Counsel for both parties to this action have relied on the foregoing cases, treatises on insurance law, and even upon a revision in the Standard Family Automobile Policy of the provision now in question. Underlying this controversy are two simple but divergent theories. The first is that where the insurer is in control of all litigation determining the liability of the insured and may stop the running of any interest against it by tendering, upon an adverse judgment, merely the amount for which it is liable under the policy, the insurer has in effect agreed, if it fails to make a timely tender, to pay all interest on the entire judgment in return for the surrender by the insured of his right to effect a settlement. See Wilkerson v. Maryland Casualty Co., 119 F. Supp. 383 (D. C. E. D. Va. 1953), aff’d 210 F.2d 245 (CA 4th, 1954); United Services Automobile Ass’n v. Russom, supra; Underwood v. Buzby, supra; Appleman, Automobile Liability Insurance, 1938 ed., pp. 209, 210. The second is that interest is compensation for the use of money, and thus, where the amount for which the insurer may be liable is clearly defined, “all interest” can only reasonably refer to the interest on the sum the insurer is obligated to pay. (See Sampson v. Century Indemnity Co., supra; Standard Accident Ins. Co. of Detroit, Michigan v. Winget, supra; Morgan v. Graham, supra; Home Indemnity Co. v. Corie, supra; United States Fidelity & Guaranty Co. v. Hotkins, supra.)

*461 The disparity in construction by these different courts shows ambiguity in the language “all interest accruing after entry of judgment.” It is well settled that where the language of an insurance policy is reasonably susceptible to more than one interpretation, that construction which favors the insured will be adopted. Marshall v. Metropolitan Life Ins. Co., 405 Ill. 90, 102 (1950); Roth v. Kaptowsky, 393 Ill. 484, 491 (1946); Mammina v. Homeland Ins. Co., 371 Ill. 555, 558 (1939); Morris v. Central West Casualty Co., 351 Ill. 40, 45 (1932). Applying this principle we conclude that the insurer was liable for interest on the entire amount of the judgment against the insured until a proper tender, deposit, or payment of the policy limit had been made. We, therefore, adopt this principle rather than the holding in City of Watseka v. Bituminous Casualty Corp., supra.

We must now decide whether a proper tender wras made. The record is clear that on July 3, 1956, appellant tendered to plaintiff in open court the sum of $50,000, the policy limit. Plaintiff concludes that this was not a proper tender in that it did not include interest on the judgment to that date. We believe that the language of section (c) “until the company has paid, tendered or deposited in court such part of such judgment as does not exceed the company’s liability thereon” is free from ambiguity and is distinct from the ambiguous portion of the same provision. It means that the accrual of interest shall terminate upon a tender of the principal amount for which the company is liable exclusive of all costs and interest. Interest and costs are a separate and distinct obligation which the insurer assumes to pay over and above the policy limitation.
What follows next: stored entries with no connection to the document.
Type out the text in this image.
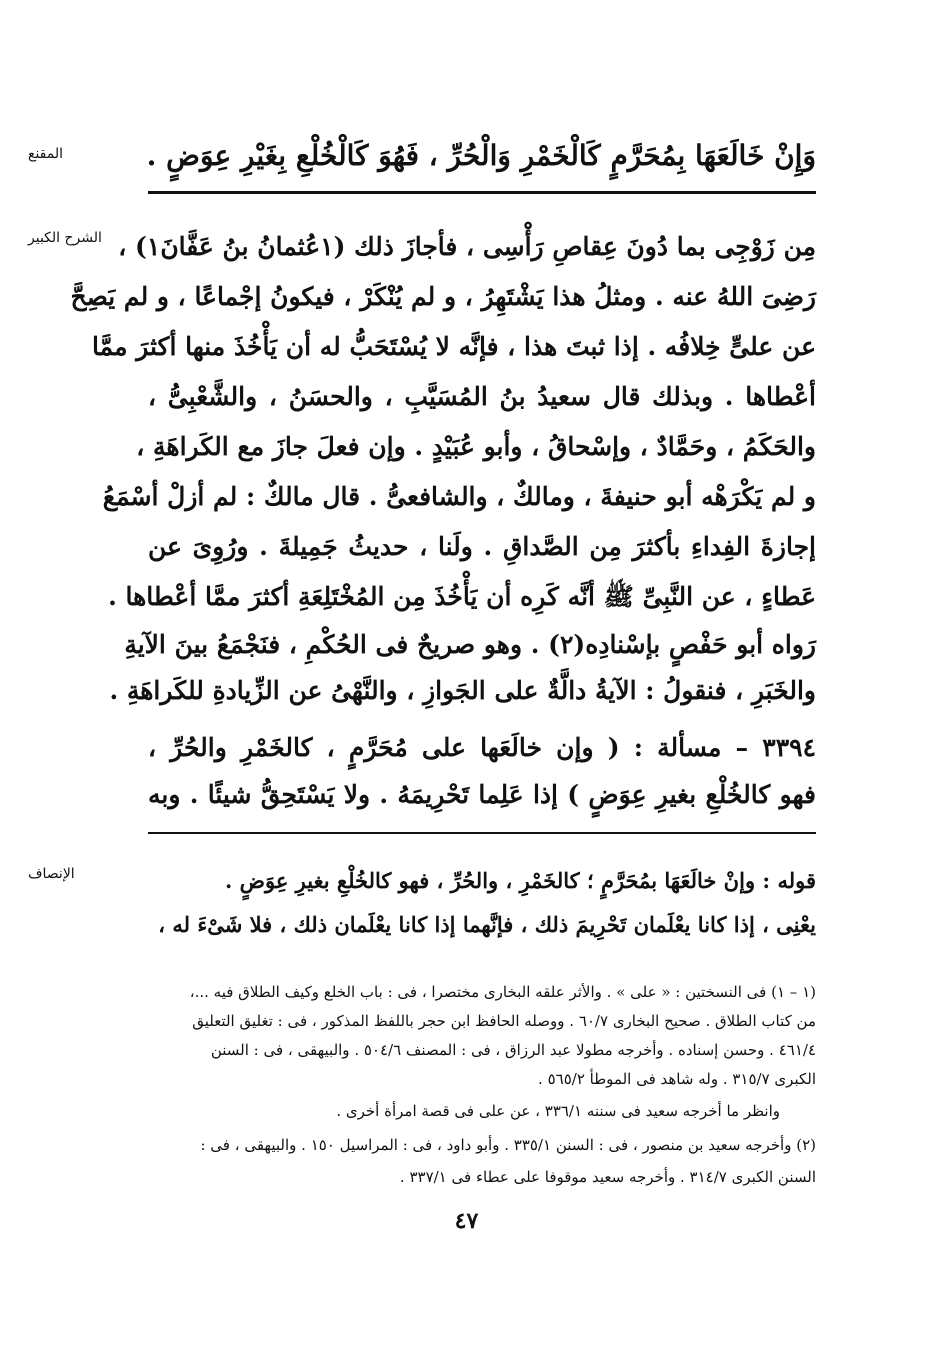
المقنع	وَإِنْ خَالَعَهَا بِمُحَرَّمٍ كَالْخَمْرِ وَالْحُرِّ ، فَهُوَ كَالْخُلْعِ بِغَيْرِ عِوَضٍ .
الشرح الكبير مِن زَوْجِى بما دُونَ عِقاصِ رَأْسِى ، فأجازَ ذلك (١عُثمانُ بنُ عَفَّانَ١) ،
رَضِىَ اللهُ عنه . ومثلُ هذا يَشْتَهِرُ ، و لم يُنْكَرْ ، فيكونُ إجْماعًا ، و لم يَصِحَّ
عن علىٍّ خِلافُه . إذا ثبتَ هذا ، فإنَّه لا يُسْتَحَبُّ له أن يَأْخُذَ منها أكثرَ ممَّا
أعْطاها . وبذلك قال سعيدُ بنُ المُسَيَّبِ ، والحسَنُ ، والشَّعْبِىُّ ،
والحَكَمُ ، وحَمَّادٌ ، وإسْحاقُ ، وأبو عُبَيْدٍ . وإن فعلَ جازَ مع الكَراهَةِ ،
و لم يَكْرَهْه أبو حنيفةَ ، ومالكٌ ، والشافعىُّ . قال مالكٌ : لم أزلْ أسْمَعُ
إجازةَ الفِداءِ بأكثرَ مِن الصَّداقِ . ولَنا ، حديثُ جَمِيلةَ . ورُوِىَ عن
عَطاءٍ ، عن النَّبِىِّ ﷺ أنَّه كَرِه أن يَأْخُذَ مِن المُخْتَلِعَةِ أكثرَ ممَّا أعْطاها .
رَواه أبو حَفْصٍ بإسْنادِه(٢) . وهو صريحٌ فى الحُكْمِ ، فنَجْمَعُ بينَ الآيةِ
والخَبَرِ ، فنقولُ : الآيةُ دالَّةٌ على الجَوازِ ، والنَّهْىُ عن الزِّيادةِ للكَراهَةِ .
٣٣٩٤ – مسألة : ( وإن خالَعَها على مُحَرَّمٍ ، كالخَمْرِ والحُرِّ ،
فهو كالخُلْعِ بغيرِ عِوَضٍ ) إذا عَلِما تَحْرِيمَهُ . ولا يَسْتَحِقُّ شيئًا . وبه
الإنصاف	قوله : وإنْ خالَعَهَا بمُحَرَّمٍ ؛ كالخَمْرِ ، والحُرِّ ، فهو كالخُلْعِ بغيرِ عِوَضٍ .
يعْنِى ، إذا كانا يعْلَمان تَحْرِيمَ ذلك ، فإنَّهما إذا كانا يعْلَمان ذلك ، فلا شَىْءَ له ،
(١ – ١) فى النسختين : « على » . والأثر علقه البخارى مختصرا ، فى : باب الخلع وكيف الطلاق فيه ...،
من كتاب الطلاق . صحيح البخارى ٦٠/٧ . ووصله الحافظ ابن حجر باللفظ المذكور ، فى : تغليق التعليق
٤٦١/٤ . وحسن إسناده . وأخرجه مطولا عبد الرزاق ، فى : المصنف ٥٠٤/٦ . والبيهقى ، فى : السنن
الكبرى ٣١٥/٧ . وله شاهد فى الموطأ ٥٦٥/٢ .
وانظر ما أخرجه سعيد فى سننه ٣٣٦/١ ، عن على فى قصة امرأة أخرى .
(٢) وأخرجه سعيد بن منصور ، فى : السنن ٣٣٥/١ . وأبو داود ، فى : المراسيل ١٥٠ . والبيهقى ، فى :
السنن الكبرى ٣١٤/٧ . وأخرجه سعيد موقوفا على عطاء فى ٣٣٧/١ .
٤٧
Appellant contends that it should only be liable for interest to July 11, 1955, because of the death of Velma Sawyer, the plaintiff and judgment creditor. *462This is a fallacious argument. The money could have been deposited with the clerk of the court, subject to the appointment of an administrator. This was not done. In fact, no tender was made until after the execution had issued in the name of the administrator.

The judgment of the trial court is reversed and the cause remanded with directions to allow interest on the judgment of $175,000 from May 13, 1955, the date of the judgment in the personal injury action, to July 3, 1956, the date of tender.

Judgment reversed and cause remanded with directions.

McCORMICK, P. J. and SCHWARTZ, J., concur.